A 10 to 15-minute stroll leads to Hatachana, one of Tel Aviv’s newest attractions. Last year the old railway station was transformed into an attractive shopping and leisure area with street entertainers and places to eat and drink.

Here you’ll find Made in TLV, a boutique selling souvenirs made by locals, but the products – including clocks, belts, candles and design books – are about as far removed as it’s possible to get from the usual tourist tat.


Around the corner is Neve Tzedek, Tel Aviv’s first Jewish quarter and now a leafy, arty neighbourhood to stroll around before heading back to base to freshen up.


The regenerated Tel Aviv Port, north of the city, is a great place to spend the evening with shops, bars and restaurants stretched along the boardwalk.

Try Boya for plates of starters to share, such as calamari, aubergine with goats cheese and deep-fried cauliflower (nicer than it sounds) and Mediterranean-influenced main courses.

Day 2


Start the day with a walk along Rothschild Boulevard, the elegant main thoroughfare.

This area is home to the world’s largest concentration of distinctive Bauhaus buildings, designed in modernist style in the 1930s, that led to Tel Aviv being called the White City.


Have an indulgent break at Max Brenner’s Chocolate Bar on Rothschild Boulevard.

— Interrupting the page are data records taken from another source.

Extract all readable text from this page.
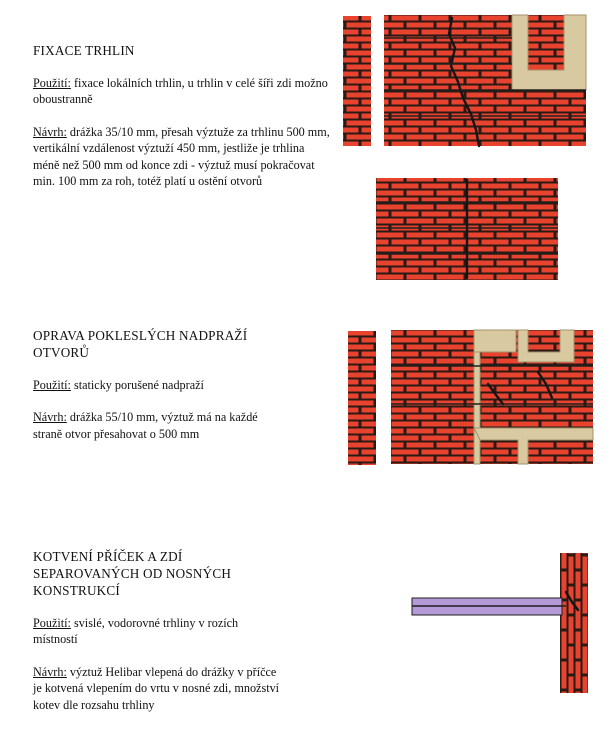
FIXACE TRHLIN
Použití: fixace lokálních trhlin, u trhlin v celé šíři zdi možno oboustranně
Návrh: drážka 35/10 mm, přesah výztuže za trhlinu 500 mm, vertikální vzdálenost výztuží 450 mm, jestliže je trhlina méně než 500 mm od konce zdi - výztuž musí pokračovat min. 100 mm za roh, totéž platí u ostění otvorů
OPRAVA POKLESLÝCH NADPRAŽÍ OTVORŮ
Použití: staticky porušené nadpraží
Návrh: drážka 55/10 mm, výztuž má na každé straně otvor přesahovat o 500 mm
KOTVENÍ PŘÍČEK A ZDÍ SEPAROVANÝCH OD NOSNÝCH KONSTRUKCÍ
Použití: svislé, vodorovné trhliny v rozích místností
Návrh: výztuž Helibar vlepená do drážky v příčce je kotvená vlepením do vrtu v nosné zdi, množství kotev dle rozsahu trhliny
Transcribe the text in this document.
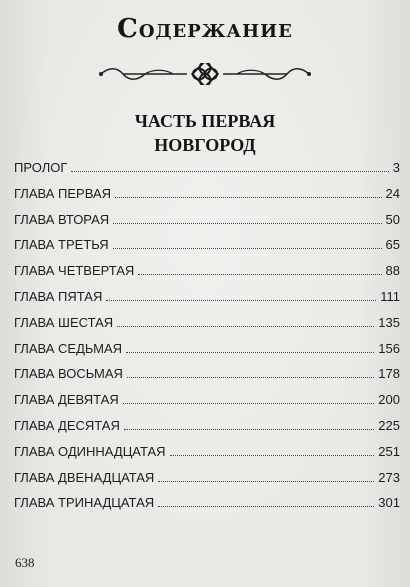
Содержание
ЧАСТЬ ПЕРВАЯ
НОВГОРОД
ПРОЛОГ	3
ГЛАВА ПЕРВАЯ	24
ГЛАВА ВТОРАЯ	50
ГЛАВА ТРЕТЬЯ	65
ГЛАВА ЧЕТВЕРТАЯ	88
ГЛАВА ПЯТАЯ	111
ГЛАВА ШЕСТАЯ	135
ГЛАВА СЕДЬМАЯ	156
ГЛАВА ВОСЬМАЯ	178
ГЛАВА ДЕВЯТАЯ	200
ГЛАВА ДЕСЯТАЯ	225
ГЛАВА ОДИННАДЦАТАЯ	251
ГЛАВА ДВЕНАДЦАТАЯ	273
ГЛАВА ТРИНАДЦАТАЯ	301
638
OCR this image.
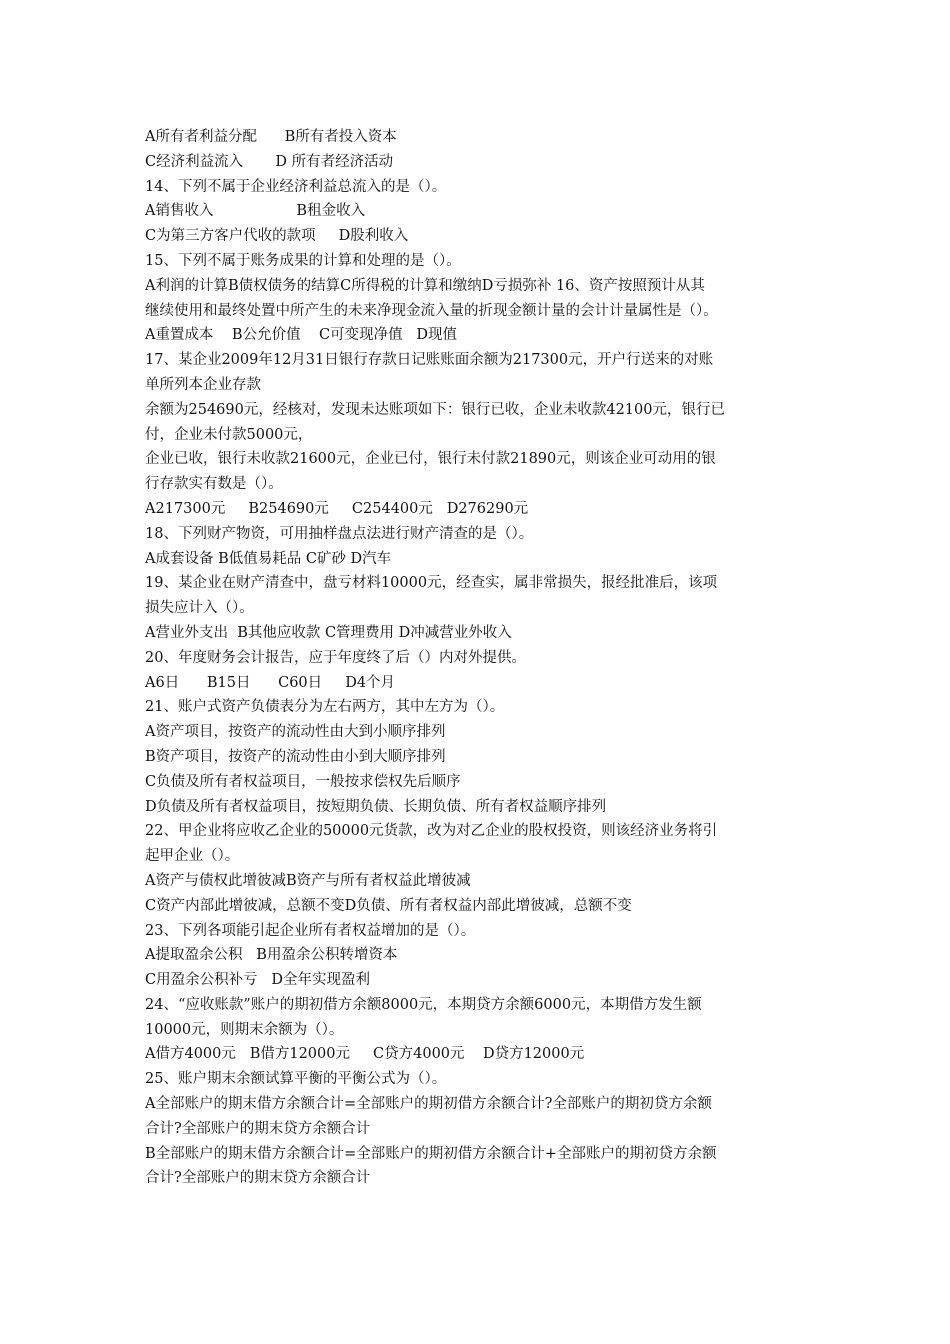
A所有者利益分配      B所有者投入资本
C经济利益流入       D 所有者经济活动
14、下列不属于企业经济利益总流入的是（）。
A销售收入                  B租金收入
C为第三方客户代收的款项     D股利收入
15、下列不属于账务成果的计算和处理的是（）。
A利润的计算B债权债务的结算C所得税的计算和缴纳D亏损弥补 16、资产按照预计从其
继续使用和最终处置中所产生的未来净现金流入量的折现金额计量的会计计量属性是（）。
A重置成本    B公允价值    C可变现净值   D现值
17、某企业2009年12月31日银行存款日记账账面余额为217300元，开户行送来的对账
单所列本企业存款
余额为254690元，经核对，发现未达账项如下：银行已收，企业未收款42100元，银行已
付，企业未付款5000元，
企业已收，银行未收款21600元，企业已付，银行未付款21890元，则该企业可动用的银
行存款实有数是（）。
A217300元     B254690元     C254400元   D276290元
18、下列财产物资，可用抽样盘点法进行财产清查的是（）。
A成套设备 B低值易耗品 C矿砂 D汽车
19、某企业在财产清查中，盘亏材料10000元，经查实，属非常损失，报经批准后，该项
损失应计入（）。
A营业外支出  B其他应收款 C管理费用 D冲减营业外收入
20、年度财务会计报告，应于年度终了后（）内对外提供。
A6日      B15日      C60日     D4个月
21、账户式资产负债表分为左右两方，其中左方为（）。
A资产项目，按资产的流动性由大到小顺序排列
B资产项目，按资产的流动性由小到大顺序排列
C负债及所有者权益项目，一般按求偿权先后顺序
D负债及所有者权益项目，按短期负债、长期负债、所有者权益顺序排列
22、甲企业将应收乙企业的50000元货款，改为对乙企业的股权投资，则该经济业务将引
起甲企业（）。
A资产与债权此增彼减B资产与所有者权益此增彼减
C资产内部此增彼减，总额不变D负债、所有者权益内部此增彼减，总额不变
23、下列各项能引起企业所有者权益增加的是（）。
A提取盈余公积   B用盈余公积转增资本
C用盈余公积补亏   D全年实现盈利
24、“应收账款”账户的期初借方余额8000元，本期贷方余额6000元，本期借方发生额
10000元，则期末余额为（）。
A借方4000元   B借方12000元     C贷方4000元    D贷方12000元
25、账户期末余额试算平衡的平衡公式为（）。
A全部账户的期末借方余额合计=全部账户的期初借方余额合计?全部账户的期初贷方余额
合计?全部账户的期末贷方余额合计
B全部账户的期末借方余额合计=全部账户的期初借方余额合计+全部账户的期初贷方余额
合计?全部账户的期末贷方余额合计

Coffee is served but it’s hard to resist the hot chocolate drinks, milkshakes and other sweet confections at this chocoholics’ paradise.

Then make tracks to Carmel Market, a 15-minute walk away, and open every day except Saturday. The city’s biggest marketplace is one crowded narrow street lined with colourful stalls piled high with exotic spices, bread, fruit and vegetables, clothes and souvenirs.

For a sweet souvenir stop at the Halva-Center, where vendors allow you to try a slice before you buy.


An Israeli institution is falafel, deep-fried ground chickpea balls, found on every street corner and a great for lunch on the go.


Chill out with an afternoon on the long crescent of beach running from the city all the way to Jaffa, a great place to relax before a big night on the town.


Tel Aviv’s nightlife is legendary and if you’ve got the energy you can party all night.

Start or end the evening at the Dixie Grill Bar, Totzeret Haaretz, which is open 24/7, or the sophisticated Social Club bar and bistro combo off Rothschild Boulevard.

Close to the latter is lively Nanuchka in Lilienblum Street, with an outdoor tented area, and you can pump up the volume at Abraxas, which is popular for music and late night drinking.